You can see that we are using our calculated columns to filter out brand variations and any single-character phrases, and look at all wordcount phrases. We’re looking at just one datestamp period, and given you can be as granular as you like with your API calls here, it’s up to you how much resolution you want here. Typically, I’d never go for more than a week as a time window, and month-long periods are also very valid.
I like to create a new tab to refer back to my pivot table data, as refreshing a pivot table will mess with any formatting you include; if you’re creating a regular report, you’ll appreciate avoiding those wasted hours reformatting everything when you refresh all pivots!
Below is a view of how this tool can then show real insight when we compare two (or more) date ranges, and start to look at longer-tail (3+ word) terms. Just by editing this one variable, we can create multiple windows on our CTR pain and focus our efforts on the highest Click Opportunity terms each time.

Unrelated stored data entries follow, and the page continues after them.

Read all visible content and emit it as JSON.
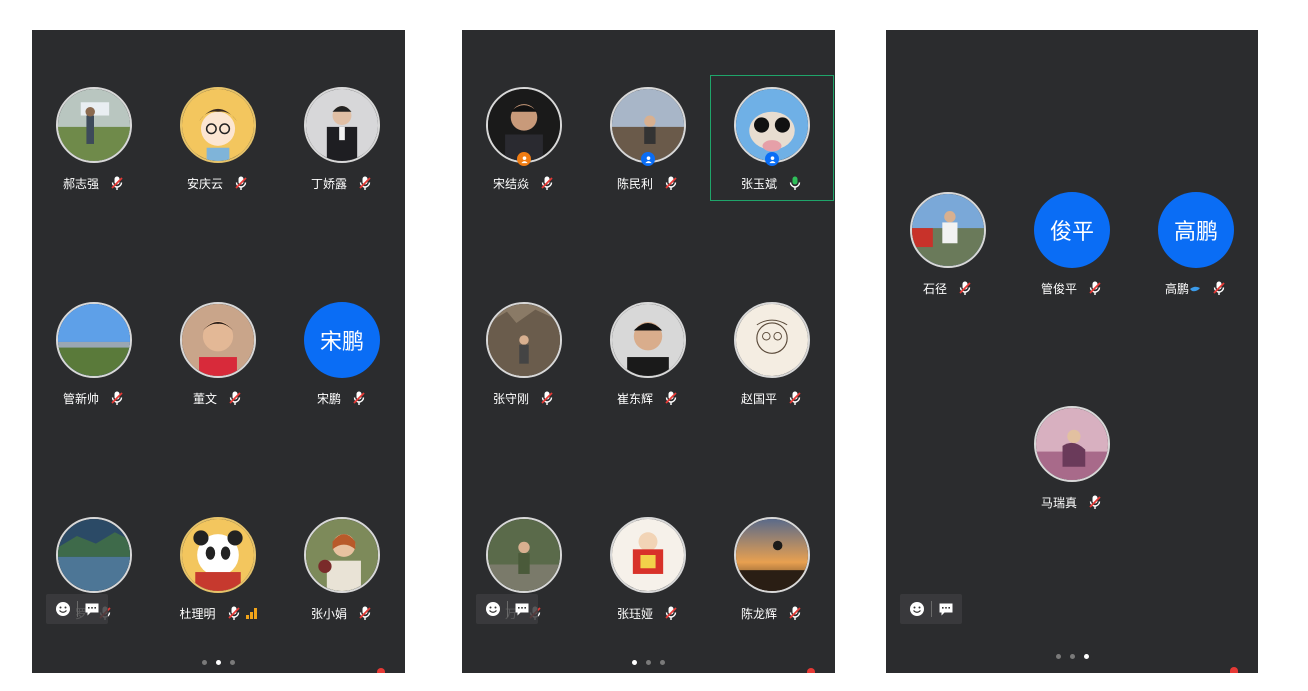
{
  "panels": [
    {
      "participants": [
        {
          "name": "郝志强"
        },
        {
          "name": "安庆云"
        },
        {
          "name": "丁娇露"
        },
        {
          "name": "管新帅"
        },
        {
          "name": "董文"
        },
        {
          "name": "宋鹏",
          "avatar_text": "宋鹏"
        },
        {
          "name": "罗"
        },
        {
          "name": "杜理明"
        },
        {
          "name": "张小娟"
        }
      ]
    },
    {
      "participants": [
        {
          "name": "宋结焱",
          "badge_color": "#f07c13"
        },
        {
          "name": "陈民利",
          "badge_color": "#0a6df5"
        },
        {
          "name": "张玉斌",
          "badge_color": "#0a6df5",
          "mic_state": "active"
        },
        {
          "name": "张守刚"
        },
        {
          "name": "崔东辉"
        },
        {
          "name": "赵国平"
        },
        {
          "name": "万"
        },
        {
          "name": "张珏娅"
        },
        {
          "name": "陈龙辉"
        }
      ]
    },
    {
      "participants": [
        {
          "name": "石径"
        },
        {
          "name": "管俊平",
          "avatar_text": "俊平"
        },
        {
          "name": "高鹏",
          "avatar_text": "高鹏"
        },
        {
          "name": "马瑞真"
        }
      ]
    }
  ],
  "colors": {
    "panel_bg": "#2b2c2e",
    "text_avatar_bg": "#0a6df5",
    "muted_mic": "#e53935",
    "active_mic": "#2fbf5a",
    "speaker_border": "#1fa56a",
    "signal": "#f2a51a"
  },
  "icons": [
    "emoji-icon",
    "chat-icon",
    "mic-muted-icon",
    "mic-icon",
    "signal-bars-icon",
    "host-badge-icon"
  ],
  "pagination": {
    "total": 3
  }
}
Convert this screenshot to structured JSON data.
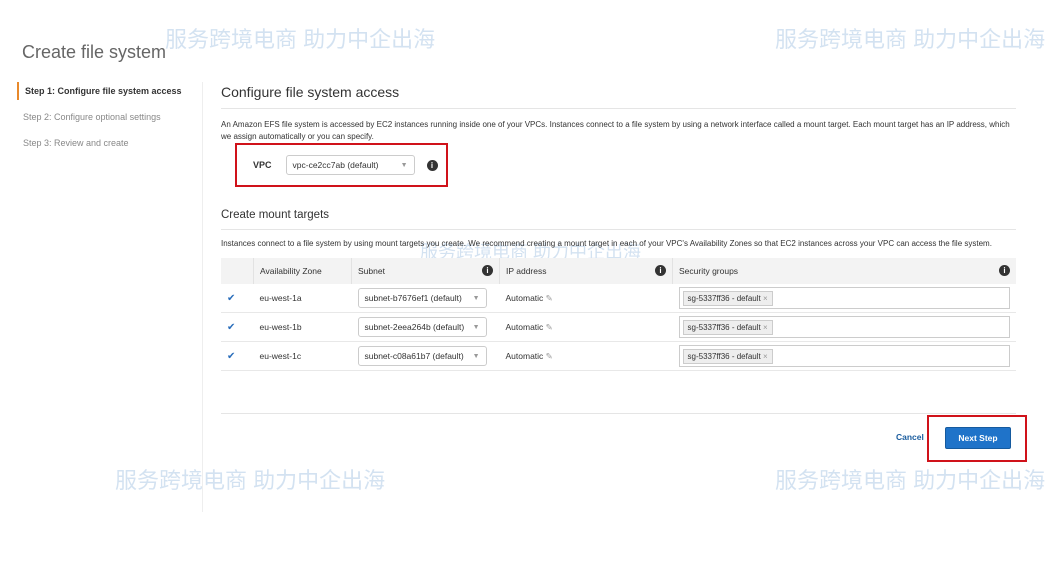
{
  "watermark": "服务跨境电商 助力中企出海",
  "page_title": "Create file system",
  "steps": [
    "Step 1: Configure file system access",
    "Step 2: Configure optional settings",
    "Step 3: Review and create"
  ],
  "section_title": "Configure file system access",
  "description": "An Amazon EFS file system is accessed by EC2 instances running inside one of your VPCs. Instances connect to a file system by using a network interface called a mount target. Each mount target has an IP address, which we assign automatically or you can specify.",
  "vpc": {
    "label": "VPC",
    "value": "vpc-ce2cc7ab (default)"
  },
  "mount": {
    "title": "Create mount targets",
    "description": "Instances connect to a file system by using mount targets you create. We recommend creating a mount target in each of your VPC's Availability Zones so that EC2 instances across your VPC can access the file system.",
    "headers": [
      "Availability Zone",
      "Subnet",
      "IP address",
      "Security groups"
    ],
    "rows": [
      {
        "az": "eu-west-1a",
        "subnet": "subnet-b7676ef1 (default)",
        "ip": "Automatic",
        "sg": "sg-5337ff36 - default"
      },
      {
        "az": "eu-west-1b",
        "subnet": "subnet-2eea264b (default)",
        "ip": "Automatic",
        "sg": "sg-5337ff36 - default"
      },
      {
        "az": "eu-west-1c",
        "subnet": "subnet-c08a61b7 (default)",
        "ip": "Automatic",
        "sg": "sg-5337ff36 - default"
      }
    ]
  },
  "buttons": {
    "cancel": "Cancel",
    "next": "Next Step"
  }
}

I like to also consider creating variations on this report to sort by highest impression volume, or greatest click gap opportunities, or greatest drop in CTR between two time periods and so on. It’s just a case of playing with the pivot table options at this point to find the biggest issues.
So, there you go. That’s how to break the 5,000-row limit in Search Console and really drill into your long-tail to find the most valuable pain points to spend your time fixing.